No processo contemporâneo de ressignificação e reapropriação dos signos mundanos pelas instituições religiosas, é possível encontrar expressões musicais diversas e inusitadas como o funk, hip hop, reggae ou forró. Os chamados “ministérios” – organizações artísticas criadas no interior das igrejas e formadas eminentemente por jovens –, conquanto tenham objetivos claros de evangelização, têm se tornado importantes espaços de iniciação não apenas na música, mas também em balé e teatro (FARIA; SILVA; CARNEIRO, 2012).

Larissa (23, FOT) e Ismael (30, MUS), ambos evangélicos, viveram experiências de iniciação artística no interior de igreja. Ela desde cedo integrou grupos de dança, teatro e coral

na Igreja Batista, e também aprendeu a tocar violão aos treze anos de idade. Ismael pôde participar por mais de quinze anos de grupos e atividades diversas de musicalização e de construção de referências musicais. “Na nossa igreja também, assim, especificamente, iam muitas bandas, e a gente acabava vendo aquelas bandas, e aquela rotatividade de pessoas, aquela musicalidade, então a gente gostava muito disso.” (ISMAEL, 30, MUS).

Carina (26, FOT) também pôde participar de apresentações musicais e de teatro na igreja, mas também reconhece que sua filiação religiosa, em alguns momentos, operou como elemento limitador de acesso a outras iniciativas e eventos culturais do bairro.

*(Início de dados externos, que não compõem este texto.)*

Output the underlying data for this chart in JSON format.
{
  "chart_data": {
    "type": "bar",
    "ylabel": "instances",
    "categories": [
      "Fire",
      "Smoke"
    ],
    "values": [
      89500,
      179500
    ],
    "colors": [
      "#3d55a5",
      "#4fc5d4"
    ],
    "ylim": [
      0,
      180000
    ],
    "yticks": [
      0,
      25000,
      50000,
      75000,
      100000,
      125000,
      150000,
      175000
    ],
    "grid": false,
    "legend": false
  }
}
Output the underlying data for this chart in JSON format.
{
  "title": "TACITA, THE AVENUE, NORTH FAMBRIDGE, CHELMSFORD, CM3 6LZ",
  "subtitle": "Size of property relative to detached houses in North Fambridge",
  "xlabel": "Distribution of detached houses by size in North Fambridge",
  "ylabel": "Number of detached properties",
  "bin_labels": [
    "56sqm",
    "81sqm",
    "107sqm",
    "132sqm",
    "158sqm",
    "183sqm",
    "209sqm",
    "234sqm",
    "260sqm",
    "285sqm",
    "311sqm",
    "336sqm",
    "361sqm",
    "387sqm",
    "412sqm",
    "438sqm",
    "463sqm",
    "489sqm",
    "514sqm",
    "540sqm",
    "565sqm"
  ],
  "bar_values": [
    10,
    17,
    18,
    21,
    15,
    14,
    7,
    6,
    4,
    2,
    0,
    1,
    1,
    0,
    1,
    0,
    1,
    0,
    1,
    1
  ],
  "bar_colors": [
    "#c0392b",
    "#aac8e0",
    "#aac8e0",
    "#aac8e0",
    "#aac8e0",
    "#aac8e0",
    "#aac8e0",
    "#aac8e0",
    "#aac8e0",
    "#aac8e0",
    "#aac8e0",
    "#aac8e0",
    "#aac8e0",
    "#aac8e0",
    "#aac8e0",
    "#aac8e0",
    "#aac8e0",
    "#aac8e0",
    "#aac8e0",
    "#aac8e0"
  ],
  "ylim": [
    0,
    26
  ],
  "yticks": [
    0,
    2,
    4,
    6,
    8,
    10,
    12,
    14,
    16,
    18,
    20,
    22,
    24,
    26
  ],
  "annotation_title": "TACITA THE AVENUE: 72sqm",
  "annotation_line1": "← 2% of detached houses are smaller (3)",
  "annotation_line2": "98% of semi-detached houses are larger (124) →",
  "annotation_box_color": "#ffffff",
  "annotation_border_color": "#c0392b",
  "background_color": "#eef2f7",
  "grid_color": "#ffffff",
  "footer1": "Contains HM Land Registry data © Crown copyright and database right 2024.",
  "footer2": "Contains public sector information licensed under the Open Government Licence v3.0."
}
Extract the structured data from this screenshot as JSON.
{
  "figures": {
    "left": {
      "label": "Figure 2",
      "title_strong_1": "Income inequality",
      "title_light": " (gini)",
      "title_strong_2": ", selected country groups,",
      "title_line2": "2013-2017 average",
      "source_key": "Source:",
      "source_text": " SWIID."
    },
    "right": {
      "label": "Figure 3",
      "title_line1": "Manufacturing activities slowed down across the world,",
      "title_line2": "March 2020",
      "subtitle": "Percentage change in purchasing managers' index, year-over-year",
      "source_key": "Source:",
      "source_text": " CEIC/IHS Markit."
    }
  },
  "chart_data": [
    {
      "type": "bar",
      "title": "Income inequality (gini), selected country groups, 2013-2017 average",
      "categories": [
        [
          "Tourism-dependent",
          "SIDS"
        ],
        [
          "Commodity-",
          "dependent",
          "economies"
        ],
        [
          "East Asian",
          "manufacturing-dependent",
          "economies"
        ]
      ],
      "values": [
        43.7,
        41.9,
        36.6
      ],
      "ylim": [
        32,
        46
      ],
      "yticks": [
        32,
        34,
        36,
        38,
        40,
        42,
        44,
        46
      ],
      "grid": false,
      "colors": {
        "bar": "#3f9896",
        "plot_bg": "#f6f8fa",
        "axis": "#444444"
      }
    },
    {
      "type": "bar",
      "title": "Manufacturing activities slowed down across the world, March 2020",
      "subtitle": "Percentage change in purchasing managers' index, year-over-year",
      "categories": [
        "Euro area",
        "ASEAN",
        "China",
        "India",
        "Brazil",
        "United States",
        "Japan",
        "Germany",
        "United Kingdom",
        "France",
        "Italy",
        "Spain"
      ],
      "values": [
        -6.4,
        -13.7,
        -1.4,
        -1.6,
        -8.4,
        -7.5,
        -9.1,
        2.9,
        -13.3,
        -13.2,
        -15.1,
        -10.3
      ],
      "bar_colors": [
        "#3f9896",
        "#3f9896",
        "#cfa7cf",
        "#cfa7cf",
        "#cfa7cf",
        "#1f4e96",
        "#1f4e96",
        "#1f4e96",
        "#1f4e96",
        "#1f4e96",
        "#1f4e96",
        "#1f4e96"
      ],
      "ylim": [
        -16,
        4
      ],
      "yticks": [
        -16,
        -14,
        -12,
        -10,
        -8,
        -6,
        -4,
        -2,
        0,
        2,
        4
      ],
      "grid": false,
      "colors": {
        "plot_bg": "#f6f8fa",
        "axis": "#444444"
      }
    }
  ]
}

Morar próximo ao Centro da cidade, como nos casos de Lia (26, DAN) e Iara (27, DAN), permitiu acessar diferentes instituições formadoras, como o Sesc e o Balé Folclórico. Em outros casos, foram as igrejas que contribuíram para isso, já que gratuitamente ofereciam uma estrutura (professores, instrumentos, espaços para prática e apresentação) que dificilmente encontrariam em outros espaços do bairro.

A cultura tem sido uma força mobilizadora de apropriação da cidade. Todos os jovens entrevistados, de algum modo, puderam atravessar as fronteiras das suas comunidades de origem e ampliar seus capitais culturais por meio do acesso a diferentes circuitos de produção cultural da cidade.

Mediados pelas famílias, como já assinalado na seção anterior, ou por projetos sociais e pelas escolas profissionalizantes, os jovens artistas adquiriram outro status em seus ambientes de origem. Alguns, como Maria (27, VID) e Carina (26, FOT), conseguiram converter esses ganhos em implicações diretas com suas comunidades de origem, envolvendo-se em projetos socioculturais, como as ações desenvolvidas pelo Coletivo Cutucar e pelo Fórum de Arte e Cultura do Subúrbio.

Essas experiências de socialização artística conferiram aos jovens uma condição de transformação de seus universos de referência, que mesmo sem produzir mudanças significativas em termos de mobilidade socioeconômica, geraram mudanças pessoais – com a ampliação cultural e o alargamento dos projetos de vida – e sociais, com a aquisição de novos status e de reconhecimento entre seus pares.